So I was very upset when I saw Evangelion, because it was apparent to me that the people who made it weren’t thinking at all about making fun for or gaining the sympathy of the audience. Instead they tried to convince the audience to admit that everybody is sick, practically in the middle of a nervous breakdown, all the time. I don’t think you should show things like that to everybody. It’s not entertainment for the masses–it’s much more interested in admitting that we’re all depressed nervous wrecks, I thought. It was a work that told people it was okay to be depressed, and it accepted the psychological state that said if you don’t like the way the world works, then it’s okay to just pick up a gun and attack someone. I don’t think that’s a real work of art. When people see that, they begin to realize they are the same way. I think that we should try to show people how to live healthier, fuller lives, to foster their identity as a part of their community, and to encourage them to work happily until they die. I can’t accept any work that doesn’t say that.
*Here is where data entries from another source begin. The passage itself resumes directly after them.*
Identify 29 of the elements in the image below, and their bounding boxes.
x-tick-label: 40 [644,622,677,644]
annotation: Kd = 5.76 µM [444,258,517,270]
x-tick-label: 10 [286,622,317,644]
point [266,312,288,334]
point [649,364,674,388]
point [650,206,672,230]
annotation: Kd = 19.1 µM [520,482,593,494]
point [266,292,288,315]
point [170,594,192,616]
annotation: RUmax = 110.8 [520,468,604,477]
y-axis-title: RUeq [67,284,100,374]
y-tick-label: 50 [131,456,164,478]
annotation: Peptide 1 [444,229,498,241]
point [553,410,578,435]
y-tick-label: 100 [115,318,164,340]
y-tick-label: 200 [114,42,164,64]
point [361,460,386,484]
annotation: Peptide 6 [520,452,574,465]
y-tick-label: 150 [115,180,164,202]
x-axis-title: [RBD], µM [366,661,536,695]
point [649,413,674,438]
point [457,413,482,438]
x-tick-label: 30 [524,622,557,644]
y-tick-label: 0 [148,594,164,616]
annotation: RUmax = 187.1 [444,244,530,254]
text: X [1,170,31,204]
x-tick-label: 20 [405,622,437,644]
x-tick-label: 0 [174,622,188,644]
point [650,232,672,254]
— Yoshiyuki Tomino, about his thoughts on Evangelion
I equate this mostly to ‘old grumpy director’ syndrome, the kind that often hits Miyazaki, but Tomino would follow up on the statement with a big shift in tone, breaking from the death heavy series. He would make Space Castaways Vifam based around a group of children. It still maintained the dark and adult themes, but the story focused a lot more on the characters. This followed into Heavy Metal L-Gaim, that tried to be more Space Opera than Mecha, and the fun times of Overman King Gainer.
Tomino would also direct the live action film Japan Sinks in 2006, and made one of the best natural disaster scenes ever.
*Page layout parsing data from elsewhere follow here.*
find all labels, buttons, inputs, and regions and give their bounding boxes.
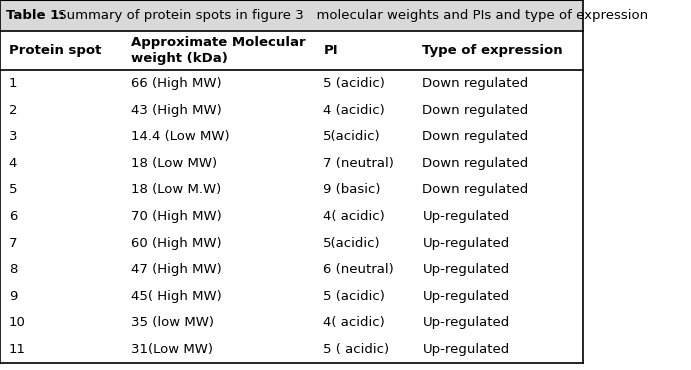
Text: 5 (acidic): 5 (acidic) [323, 290, 385, 303]
Text: Up-regulated: Up-regulated [422, 210, 510, 223]
Text: 18 (Low MW): 18 (Low MW) [131, 157, 217, 170]
Text: 14.4 (Low MW): 14.4 (Low MW) [131, 130, 229, 143]
Text: 35 (low MW): 35 (low MW) [131, 316, 214, 329]
Text: Down regulated: Down regulated [422, 130, 529, 143]
Text: 31(Low MW): 31(Low MW) [131, 343, 213, 356]
Text: 45( High MW): 45( High MW) [131, 290, 222, 303]
Text: 5 (acidic): 5 (acidic) [323, 77, 385, 90]
Text: 47 (High MW): 47 (High MW) [131, 263, 222, 276]
Text: 3: 3 [9, 130, 17, 143]
Text: Approximate Molecular
weight (kDa): Approximate Molecular weight (kDa) [131, 36, 305, 65]
Text: 4( acidic): 4( acidic) [323, 210, 385, 223]
Text: 9 (basic): 9 (basic) [323, 184, 381, 196]
Text: 8: 8 [9, 263, 17, 276]
Text: PI: PI [323, 44, 338, 57]
Text: 1: 1 [9, 77, 17, 90]
Text: Up-regulated: Up-regulated [422, 316, 510, 329]
Text: 7: 7 [9, 236, 17, 249]
Text: 43 (High MW): 43 (High MW) [131, 104, 222, 117]
Text: 10: 10 [9, 316, 26, 329]
Text: 2: 2 [9, 104, 17, 117]
Text: Summary of protein spots in figure 3   molecular weights and PIs and type of exp: Summary of protein spots in figure 3 mol… [54, 9, 648, 22]
Text: 5(acidic): 5(acidic) [323, 236, 381, 249]
Text: 66 (High MW): 66 (High MW) [131, 77, 222, 90]
Text: Down regulated: Down regulated [422, 77, 529, 90]
Text: Type of expression: Type of expression [422, 44, 563, 57]
Text: 5: 5 [9, 184, 17, 196]
Text: Down regulated: Down regulated [422, 184, 529, 196]
Text: 60 (High MW): 60 (High MW) [131, 236, 222, 249]
Text: 7 (neutral): 7 (neutral) [323, 157, 395, 170]
Text: Down regulated: Down regulated [422, 104, 529, 117]
Text: 9: 9 [9, 290, 17, 303]
Text: Up-regulated: Up-regulated [422, 290, 510, 303]
Text: Up-regulated: Up-regulated [422, 236, 510, 249]
Text: 11: 11 [9, 343, 26, 356]
Text: 6 (neutral): 6 (neutral) [323, 263, 394, 276]
Text: 4 (acidic): 4 (acidic) [323, 104, 385, 117]
Text: 4: 4 [9, 157, 17, 170]
Text: Protein spot: Protein spot [9, 44, 101, 57]
Text: 5(acidic): 5(acidic) [323, 130, 381, 143]
FancyBboxPatch shape [0, 0, 583, 31]
Text: Up-regulated: Up-regulated [422, 343, 510, 356]
Text: Down regulated: Down regulated [422, 157, 529, 170]
Text: 6: 6 [9, 210, 17, 223]
Text: 5 ( acidic): 5 ( acidic) [323, 343, 390, 356]
Text: 4( acidic): 4( acidic) [323, 316, 385, 329]
Text: 18 (Low M.W): 18 (Low M.W) [131, 184, 221, 196]
Text: Up-regulated: Up-regulated [422, 263, 510, 276]
Text: Table 1:: Table 1: [6, 9, 64, 22]
Text: 70 (High MW): 70 (High MW) [131, 210, 222, 223]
Yoshiyuki Tomino’s series have become iconic for not just anime but Japan in general. His development of the Real Robot style, dark themes, and expanding sci-fi, has branded much of anime’s styles and reputation world wide. With a wide library to choose from, Tomino has had many successes and failures, but his title as Father of Mecha and the influence he’s pushed over the decades has earned him the last spot on our Established Director section.